L’Ours – Anton Pavlovitch Tchekhov (Analyse de la pièce)
L’OURS – ANTON TCHEKHOV L’Ours est une courte pièce qu’Anton Tchekhov écrivit à l’âge de 28 ans. La période durant laquelle elle fut écrite (1888) correspond à d’importants bouleversements politiques, économiques, sociaux et culturels dans la société russe. On peut ainsi y lire le chaos de la Russie de l’époque.
En tenant compte de la structure chaotique de la Russie de cette époque, on peut penser que Tchekhov a construit dans « L’Ours » une satire allégorique. Pour étayer cette idée, voici un tableau :
EMPEREUR (Alexandre II Nikolaïevitch) | Empire RUSSE | PROPRIÉTAIRES FONCIERS (seigneurs serfs) | INTELLECTUELS | PEUPLE |
---|---|---|---|---|
Nikolaï Mikhaïlovitch | Iéléna Ivanovna Popova | Grigori Stépanovitch Smirnov | Louka | Tobi |
En s’appuyant sur ce tableau, la satire allégorique mise en place par Tchekhov apparaît clairement. Pour mieux comprendre, voici quelques notes sur la Russie chaotique de l’époque :
- Alexandre II Nikolaïevitch régna de 1855 à 1881 et fut assassiné en 1881. (Le mari défunt de Popova, Nikolaï Mikhaïlovitch…)
- Alexandre II abolit le servage des paysans en 1861. (Ce n’est pas un hasard si Smirnov est un propriétaire terrien.)
- Vers la fin de son règne, le libéralisme commença à influencer la Russie. Avec lui arriva le capitalisme. Le revolver de l’industriel américain Samuel Colt et la firme d’armes Smith & Wesson avaient de nombreux contacts avec la Russie constamment en guerre. (Les armes souvenirs de Nikolaï Mikhaïlovitch étaient aussi de la marque Revolver fabriquée par Smith & Wesson.)

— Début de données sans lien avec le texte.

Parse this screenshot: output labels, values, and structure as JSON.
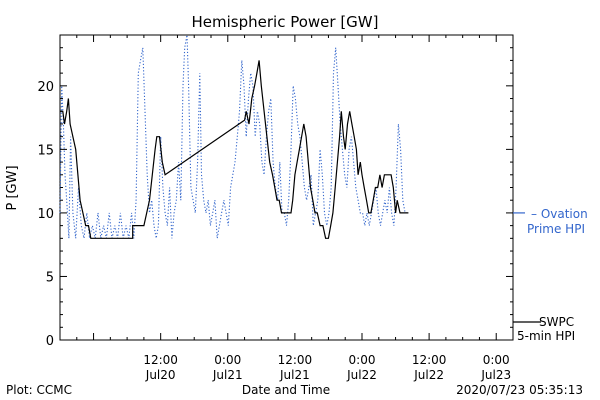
{
  "chart_data": {
    "type": "line",
    "title": "Hemispheric Power [GW]",
    "ylabel": "P [GW]",
    "xlabel": "Date and Time",
    "ylim": [
      0,
      24
    ],
    "yticks": [
      0,
      5,
      10,
      15,
      20
    ],
    "xlim_hours": [
      -6,
      75
    ],
    "xticks": [
      {
        "hour": 12,
        "time": "12:00",
        "date": "Jul20"
      },
      {
        "hour": 24,
        "time": "0:00",
        "date": "Jul21"
      },
      {
        "hour": 36,
        "time": "12:00",
        "date": "Jul21"
      },
      {
        "hour": 48,
        "time": "0:00",
        "date": "Jul22"
      },
      {
        "hour": 60,
        "time": "12:00",
        "date": "Jul22"
      },
      {
        "hour": 72,
        "time": "0:00",
        "date": "Jul23"
      }
    ],
    "series": [
      {
        "name": "SWPC 5-min HPI",
        "label_line1": "SWPC",
        "label_line2": "5-min HPI",
        "style": "solid",
        "color": "#000000",
        "points": [
          [
            -6,
            18
          ],
          [
            -5.5,
            18
          ],
          [
            -5.2,
            17
          ],
          [
            -4.8,
            18
          ],
          [
            -4.5,
            19
          ],
          [
            -4.2,
            17
          ],
          [
            -3.7,
            16
          ],
          [
            -3.2,
            15
          ],
          [
            -2.8,
            13
          ],
          [
            -2.4,
            11
          ],
          [
            -1.9,
            10
          ],
          [
            -1.4,
            9
          ],
          [
            -0.9,
            9
          ],
          [
            -0.5,
            8
          ],
          [
            3,
            8
          ],
          [
            7,
            8
          ],
          [
            7,
            9
          ],
          [
            9,
            9
          ],
          [
            9.5,
            10
          ],
          [
            10,
            11
          ],
          [
            10.5,
            13
          ],
          [
            11,
            15
          ],
          [
            11.3,
            16
          ],
          [
            11.8,
            16
          ],
          [
            12.3,
            14
          ],
          [
            12.8,
            13
          ],
          [
            26,
            17
          ],
          [
            27,
            17.3
          ],
          [
            27.3,
            18
          ],
          [
            27.8,
            17
          ],
          [
            28.3,
            19
          ],
          [
            28.8,
            20
          ],
          [
            29.2,
            21
          ],
          [
            29.6,
            22
          ],
          [
            30,
            20
          ],
          [
            30.5,
            18
          ],
          [
            31,
            16
          ],
          [
            31.5,
            14
          ],
          [
            32,
            13
          ],
          [
            32.4,
            12
          ],
          [
            32.8,
            11
          ],
          [
            33.2,
            11
          ],
          [
            33.6,
            10
          ],
          [
            35.3,
            10
          ],
          [
            35.6,
            11
          ],
          [
            36,
            13
          ],
          [
            36.4,
            14
          ],
          [
            36.8,
            15
          ],
          [
            37.2,
            16
          ],
          [
            37.6,
            17
          ],
          [
            38,
            16
          ],
          [
            38.4,
            14
          ],
          [
            38.8,
            12
          ],
          [
            39.2,
            11
          ],
          [
            39.6,
            10
          ],
          [
            40,
            10
          ],
          [
            40.5,
            9
          ],
          [
            41,
            9
          ],
          [
            41.5,
            8
          ],
          [
            42,
            8
          ],
          [
            42.4,
            9
          ],
          [
            42.8,
            10
          ],
          [
            43.2,
            12
          ],
          [
            43.6,
            14
          ],
          [
            44,
            16
          ],
          [
            44.3,
            18
          ],
          [
            44.7,
            16
          ],
          [
            45,
            15
          ],
          [
            45.4,
            17
          ],
          [
            45.8,
            18
          ],
          [
            46.2,
            17
          ],
          [
            46.6,
            16
          ],
          [
            47,
            15
          ],
          [
            47.3,
            13
          ],
          [
            47.7,
            14
          ],
          [
            48,
            13
          ],
          [
            48.4,
            12
          ],
          [
            48.8,
            11
          ],
          [
            49.2,
            10
          ],
          [
            49.6,
            10
          ],
          [
            50,
            11
          ],
          [
            50.4,
            12
          ],
          [
            50.8,
            12
          ],
          [
            51.2,
            13
          ],
          [
            51.6,
            12
          ],
          [
            52,
            13
          ],
          [
            53.2,
            13
          ],
          [
            53.6,
            12
          ],
          [
            54,
            10
          ],
          [
            54.3,
            11
          ],
          [
            54.8,
            10
          ],
          [
            56.3,
            10
          ]
        ]
      },
      {
        "name": "Ovation Prime HPI",
        "label_line1": "Ovation",
        "label_line2": "Prime HPI",
        "style": "dotted",
        "color": "#3366cc",
        "points": [
          [
            -6,
            10
          ],
          [
            -5.7,
            20
          ],
          [
            -5.4,
            17
          ],
          [
            -5.1,
            13
          ],
          [
            -4.8,
            11
          ],
          [
            -4.4,
            8
          ],
          [
            -4.1,
            16
          ],
          [
            -3.7,
            10
          ],
          [
            -3.2,
            8
          ],
          [
            -2.7,
            12
          ],
          [
            -2.2,
            9
          ],
          [
            -1.7,
            8
          ],
          [
            -1.2,
            10
          ],
          [
            -0.7,
            8
          ],
          [
            -0.2,
            9
          ],
          [
            0.3,
            8
          ],
          [
            0.8,
            10
          ],
          [
            1.3,
            8
          ],
          [
            1.8,
            9
          ],
          [
            2.3,
            8
          ],
          [
            2.8,
            10
          ],
          [
            3.3,
            8
          ],
          [
            3.8,
            9
          ],
          [
            4.3,
            8
          ],
          [
            4.8,
            10
          ],
          [
            5.3,
            8
          ],
          [
            5.8,
            9
          ],
          [
            6.3,
            8
          ],
          [
            6.8,
            10
          ],
          [
            7.2,
            8
          ],
          [
            7.6,
            11
          ],
          [
            8,
            21
          ],
          [
            8.4,
            22
          ],
          [
            8.8,
            23
          ],
          [
            9.2,
            18
          ],
          [
            9.6,
            13
          ],
          [
            10,
            10
          ],
          [
            10.4,
            11
          ],
          [
            10.8,
            9
          ],
          [
            11.2,
            8
          ],
          [
            11.6,
            9
          ],
          [
            12,
            16
          ],
          [
            12.4,
            12
          ],
          [
            12.8,
            10
          ],
          [
            13.2,
            9
          ],
          [
            13.6,
            12
          ],
          [
            14,
            8
          ],
          [
            14.4,
            10
          ],
          [
            14.8,
            11
          ],
          [
            15.2,
            14
          ],
          [
            15.6,
            11
          ],
          [
            16,
            20
          ],
          [
            16.3,
            23
          ],
          [
            16.7,
            24
          ],
          [
            17,
            20
          ],
          [
            17.4,
            12
          ],
          [
            17.8,
            11
          ],
          [
            18.2,
            10
          ],
          [
            18.6,
            14
          ],
          [
            19,
            21
          ],
          [
            19.3,
            13
          ],
          [
            19.7,
            11
          ],
          [
            20.1,
            10
          ],
          [
            20.5,
            11
          ],
          [
            20.9,
            9
          ],
          [
            21.3,
            10
          ],
          [
            21.7,
            11
          ],
          [
            22.1,
            8
          ],
          [
            22.5,
            9
          ],
          [
            22.9,
            10
          ],
          [
            23.3,
            11
          ],
          [
            23.7,
            10
          ],
          [
            24.1,
            9
          ],
          [
            24.5,
            12
          ],
          [
            24.9,
            13
          ],
          [
            25.3,
            14
          ],
          [
            25.7,
            16
          ],
          [
            26.1,
            18
          ],
          [
            26.5,
            22
          ],
          [
            26.9,
            20
          ],
          [
            27.3,
            16
          ],
          [
            27.7,
            19
          ],
          [
            28.1,
            21
          ],
          [
            28.5,
            20
          ],
          [
            28.9,
            16
          ],
          [
            29.3,
            18
          ],
          [
            29.7,
            17
          ],
          [
            30.1,
            14
          ],
          [
            30.5,
            13
          ],
          [
            30.9,
            16
          ],
          [
            31.3,
            18
          ],
          [
            31.7,
            19
          ],
          [
            32.1,
            14
          ],
          [
            32.5,
            12
          ],
          [
            32.9,
            11
          ],
          [
            33.3,
            14
          ],
          [
            33.7,
            10
          ],
          [
            34.1,
            10
          ],
          [
            34.5,
            9
          ],
          [
            34.9,
            11
          ],
          [
            35.3,
            15
          ],
          [
            35.7,
            20
          ],
          [
            36.1,
            19
          ],
          [
            36.5,
            17
          ],
          [
            36.9,
            16
          ],
          [
            37.3,
            14
          ],
          [
            37.7,
            12
          ],
          [
            38.1,
            11
          ],
          [
            38.5,
            12
          ],
          [
            38.9,
            13
          ],
          [
            39.3,
            9
          ],
          [
            39.7,
            10
          ],
          [
            40.1,
            11
          ],
          [
            40.5,
            15
          ],
          [
            40.9,
            13
          ],
          [
            41.3,
            10
          ],
          [
            41.7,
            9
          ],
          [
            42.1,
            10
          ],
          [
            42.5,
            12
          ],
          [
            42.9,
            21
          ],
          [
            43.3,
            23
          ],
          [
            43.7,
            20
          ],
          [
            44.1,
            17
          ],
          [
            44.5,
            15
          ],
          [
            44.9,
            13
          ],
          [
            45.3,
            12
          ],
          [
            45.7,
            15
          ],
          [
            46.1,
            16
          ],
          [
            46.5,
            14
          ],
          [
            46.9,
            12
          ],
          [
            47.3,
            11
          ],
          [
            47.7,
            10
          ],
          [
            48.1,
            10
          ],
          [
            48.5,
            9
          ],
          [
            48.9,
            10
          ],
          [
            49.3,
            9
          ],
          [
            49.7,
            10
          ],
          [
            50.1,
            11
          ],
          [
            50.5,
            12
          ],
          [
            50.9,
            10
          ],
          [
            51.3,
            9
          ],
          [
            51.7,
            10
          ],
          [
            52.1,
            11
          ],
          [
            52.5,
            10
          ],
          [
            52.9,
            12
          ],
          [
            53.3,
            10
          ],
          [
            53.7,
            9
          ],
          [
            54.1,
            12
          ],
          [
            54.5,
            17
          ],
          [
            54.9,
            15
          ],
          [
            55.3,
            11
          ],
          [
            55.7,
            10
          ],
          [
            56.3,
            10
          ]
        ]
      }
    ],
    "annotation_left": "Plot: CCMC",
    "timestamp": "2020/07/23 05:35:13"
  }
}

Quelques exemples de dialogues : « Hier à l’aube, je suis parti de chez moi, je suis allé voir tous ceux qui me devaient de l’argent, et pas un n’a payé ! » (Les difficultés économiques de l’époque)
« Que dois-je faire ? Dois-je monter en ballon pour fuir les usuriers ? » (La destructivité du capitalisme)
« Si tu ne t’occupes pas des chevaux, je monterai sur ton dos. » (Relation entre le peuple et le pouvoir)
« Quelle poisse ! Il fait tellement chaud, personne ne m’a donné d’argent, je n’ai pas dormi de la nuit, cette pleurnicheuse dit qu’elle n’est pas en état de s’occuper des questions d’argent… J’ai mal à la tête… Je devrais peut-être boire de la vodka ? Oui, je vais en boire. » (L’insouciance du peuple russe)
« Combien de fois faut-il que je le dise : j’ai besoin de l’argent immédiatement. Si vous ne payez pas aujourd’hui, demain je devrai me pendre. » (L’état de l’économie)
« LOUKA : Tout le monde est parti cueillir des fraises… Il n’y a plus personne à la maison… Je me sens mal ! Donnez-moi de l’eau ! » (La population qui quitte le pays)
« Pensiez-vous que j’aurais peur de vous parce que vous avez de puissants poings et un cou de taureau ? D’un ignorant comme vous ? » (Tchekhov s’adressant au peuple russe borné)
« Je n’ai jamais aimé personne autant que je vous aime ! J’ai quitté douze femmes, neuf m’ont quitté, mais je n’en ai aimé aucune autant que vous… » (Les chiffres donnés pourraient faire référence aux dirigeants de la Russie jusqu’alors)
« Il n’y a rien, vous pouvez partir, ou restez… Non, partez ! Je vous déteste ! Ou non, ne partez pas ! Ah, si vous saviez comme je suis en colère ! » (L’attitude de la Russie envers son peuple)
« Louka, dis aux garçons de l’écurie de ne pas donner d’avoine à Tobi aujourd’hui. » (Le peuple à nouveau affamé)
Ainsi, lors de la mise en scène, il est très important de prendre en compte cette structure allégorique.
Bibliographie
Tchekhov, A. (2012). L’Ours. Istanbul : Türkiye İş Bankası Yayınları.